Close to the house, on the higher ground, in full sun for the whole day, the grasses are dominated by a dense, rich yellow-green variety that sprouts strong stems growing waist-high. Down in a damp cutting that is shaded early in the morning and from late afternoon, a vigorous leafy thistley plant dominates. Beyond that, in an area that is sheltered from the winds by a tall Beech hedge, whispy, feathery, creamy grasses have made their home. In the flat area that rarely sees direct sunlight for long periods, being shaded by two large Oaks, and by the Hazel when mature, clovers are happiest.
Every few weeks or so from spring onwards, I strim a wide path around the perimeter, and a couple through the center, allowing us to wander around and take a look at what has appeared this month, this week, oh, look, today.

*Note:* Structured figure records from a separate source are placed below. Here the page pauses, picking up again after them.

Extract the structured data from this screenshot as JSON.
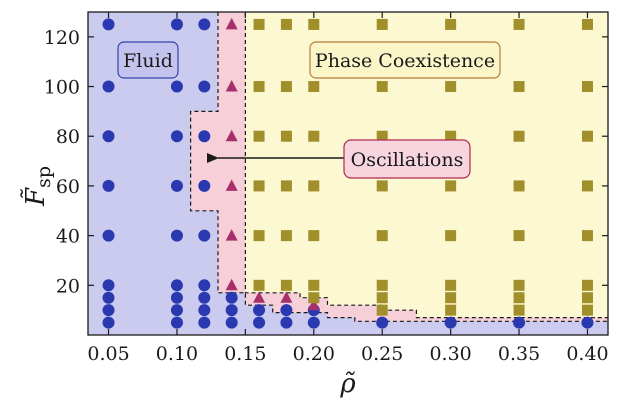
{
  "chart_data": {
    "type": "scatter",
    "xlabel": "ρ̃",
    "ylabel": "F̃",
    "ylabel_subscript": "sp",
    "xlim": [
      0.035,
      0.415
    ],
    "ylim": [
      0,
      130
    ],
    "x_ticks": [
      0.05,
      0.1,
      0.15,
      0.2,
      0.25,
      0.3,
      0.35,
      0.4
    ],
    "x_tick_labels": [
      "0.05",
      "0.10",
      "0.15",
      "0.20",
      "0.25",
      "0.30",
      "0.35",
      "0.40"
    ],
    "y_ticks": [
      20,
      40,
      60,
      80,
      100,
      120
    ],
    "y_tick_labels": [
      "20",
      "40",
      "60",
      "80",
      "100",
      "120"
    ],
    "grid": false,
    "annotations": {
      "fluid": "Fluid",
      "phase_coexistence": "Phase Coexistence",
      "oscillations": "Oscillations"
    },
    "colors": {
      "fluid_bg": "#cbcbef",
      "osc_bg": "#f6cfd8",
      "coex_bg": "#fbf8d2",
      "fluid_marker": "#2b39b0",
      "osc_marker": "#a8306a",
      "coex_marker": "#a08f2a",
      "fluid_box_border": "#3344aa",
      "coex_box_border": "#b87a3a",
      "osc_box_border": "#b02a50",
      "osc_box_fill": "#f7d5df"
    },
    "series": [
      {
        "name": "Fluid",
        "marker": "circle",
        "points": [
          [
            0.05,
            5
          ],
          [
            0.05,
            10
          ],
          [
            0.05,
            15
          ],
          [
            0.05,
            20
          ],
          [
            0.05,
            40
          ],
          [
            0.05,
            60
          ],
          [
            0.05,
            80
          ],
          [
            0.05,
            100
          ],
          [
            0.05,
            125
          ],
          [
            0.1,
            5
          ],
          [
            0.1,
            10
          ],
          [
            0.1,
            15
          ],
          [
            0.1,
            20
          ],
          [
            0.1,
            40
          ],
          [
            0.1,
            60
          ],
          [
            0.1,
            80
          ],
          [
            0.1,
            100
          ],
          [
            0.1,
            125
          ],
          [
            0.12,
            5
          ],
          [
            0.12,
            10
          ],
          [
            0.12,
            15
          ],
          [
            0.12,
            20
          ],
          [
            0.12,
            40
          ],
          [
            0.12,
            60
          ],
          [
            0.12,
            80
          ],
          [
            0.12,
            100
          ],
          [
            0.12,
            125
          ],
          [
            0.14,
            5
          ],
          [
            0.14,
            10
          ],
          [
            0.14,
            15
          ],
          [
            0.16,
            5
          ],
          [
            0.16,
            10
          ],
          [
            0.18,
            5
          ],
          [
            0.18,
            10
          ],
          [
            0.2,
            5
          ],
          [
            0.2,
            10
          ],
          [
            0.25,
            5
          ],
          [
            0.3,
            5
          ],
          [
            0.35,
            5
          ],
          [
            0.4,
            5
          ]
        ]
      },
      {
        "name": "Oscillations",
        "marker": "triangle",
        "points": [
          [
            0.14,
            20
          ],
          [
            0.14,
            40
          ],
          [
            0.14,
            60
          ],
          [
            0.14,
            80
          ],
          [
            0.14,
            100
          ],
          [
            0.14,
            125
          ],
          [
            0.16,
            15
          ],
          [
            0.18,
            15
          ],
          [
            0.2,
            12
          ]
        ]
      },
      {
        "name": "Phase Coexistence",
        "marker": "square",
        "points": [
          [
            0.16,
            20
          ],
          [
            0.16,
            40
          ],
          [
            0.16,
            60
          ],
          [
            0.16,
            80
          ],
          [
            0.16,
            100
          ],
          [
            0.16,
            125
          ],
          [
            0.18,
            20
          ],
          [
            0.18,
            40
          ],
          [
            0.18,
            60
          ],
          [
            0.18,
            80
          ],
          [
            0.18,
            100
          ],
          [
            0.18,
            125
          ],
          [
            0.2,
            15
          ],
          [
            0.2,
            20
          ],
          [
            0.2,
            40
          ],
          [
            0.2,
            60
          ],
          [
            0.2,
            80
          ],
          [
            0.2,
            100
          ],
          [
            0.2,
            125
          ],
          [
            0.25,
            10
          ],
          [
            0.25,
            15
          ],
          [
            0.25,
            20
          ],
          [
            0.25,
            40
          ],
          [
            0.25,
            60
          ],
          [
            0.25,
            80
          ],
          [
            0.25,
            100
          ],
          [
            0.25,
            125
          ],
          [
            0.3,
            10
          ],
          [
            0.3,
            15
          ],
          [
            0.3,
            20
          ],
          [
            0.3,
            40
          ],
          [
            0.3,
            60
          ],
          [
            0.3,
            80
          ],
          [
            0.3,
            100
          ],
          [
            0.3,
            125
          ],
          [
            0.35,
            10
          ],
          [
            0.35,
            15
          ],
          [
            0.35,
            20
          ],
          [
            0.35,
            40
          ],
          [
            0.35,
            60
          ],
          [
            0.35,
            80
          ],
          [
            0.35,
            100
          ],
          [
            0.35,
            125
          ],
          [
            0.4,
            10
          ],
          [
            0.4,
            15
          ],
          [
            0.4,
            20
          ],
          [
            0.4,
            40
          ],
          [
            0.4,
            60
          ],
          [
            0.4,
            80
          ],
          [
            0.4,
            100
          ],
          [
            0.4,
            125
          ]
        ]
      }
    ],
    "boundaries": {
      "fluid_oscillation": [
        [
          0.13,
          130
        ],
        [
          0.13,
          90
        ],
        [
          0.11,
          90
        ],
        [
          0.11,
          50
        ],
        [
          0.13,
          50
        ],
        [
          0.13,
          17
        ],
        [
          0.15,
          17
        ],
        [
          0.15,
          12
        ],
        [
          0.17,
          12
        ],
        [
          0.17,
          9
        ],
        [
          0.21,
          9
        ],
        [
          0.21,
          7
        ],
        [
          0.23,
          7
        ],
        [
          0.23,
          5.5
        ],
        [
          0.415,
          5.5
        ]
      ],
      "oscillation_coexistence": [
        [
          0.15,
          130
        ],
        [
          0.15,
          17
        ],
        [
          0.19,
          17
        ],
        [
          0.19,
          15
        ],
        [
          0.21,
          15
        ],
        [
          0.21,
          12
        ],
        [
          0.25,
          12
        ],
        [
          0.25,
          10
        ],
        [
          0.275,
          10
        ],
        [
          0.275,
          7
        ],
        [
          0.415,
          7
        ]
      ]
    }
  }
}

Along with newly-sprouted grasses and flowers come the insects and creatures that are supported by them. Impossibly coloured butterflies. Beetles that must consume a lifetime’s energy simply crossing the seemingly impenetrable forest, in search of … what ? A seething nest of forest ants building an ever-larger mound that is supplied by single-row highways of workers that spend all day every day collecting bits of this and that from beyond the boundary. Many varieties of bee hovering, collecting.
Anyway, the point is this. At summer’s end, when the grasses die back, the entire lot is strimmed, to be stored and used as cover material for the dry toilet compost bins ( see humanurehandbook.com ).
Last year, owing to lack of time, we simply stored the considerable heap within a crude chicken wire enclosure and covered it with tarpaulin. This did a reasonable job, but because it was stored loose, and the tarpaulin let in a certain amount of water, the bottom of the pile was on its way to compost status by the time we got to it.
So, this year we decided to store it as small bales in a shed constructed specifically for that purpose. The trouble is, the plot is not really large enough, or practical enough in layout, to be able to bale with a tractor. What to do ?
Think laterally is our stock response, often with better than expected results. We had devised an alternate use for our Truncator when bundling faggots earlier in the year. The process worked so well that we revisited and revised it for this task.
Densely pack the grass into the buckets; it’s surprising how much you can cram in. Packing it densely greatly reduces the volume of material coming into contact with oxygen. This, together with dry storage, lessens the likelihood of the material composting down before needed. Tie with twine.
This little construction’s dimensions were dictated by the 2.5m lengths of wood we bought, and the sheets of corrugated steel left over after we replaced the temporary wood shelter with a fancy permanent shed.
As luck would have it, the dimensions allowed for the creation of two perfectly-sized 1m partitions. Next to the bales are stored the Hazel faggots. The chain link ‘downpipe’ was added following a moment of divine inspiration.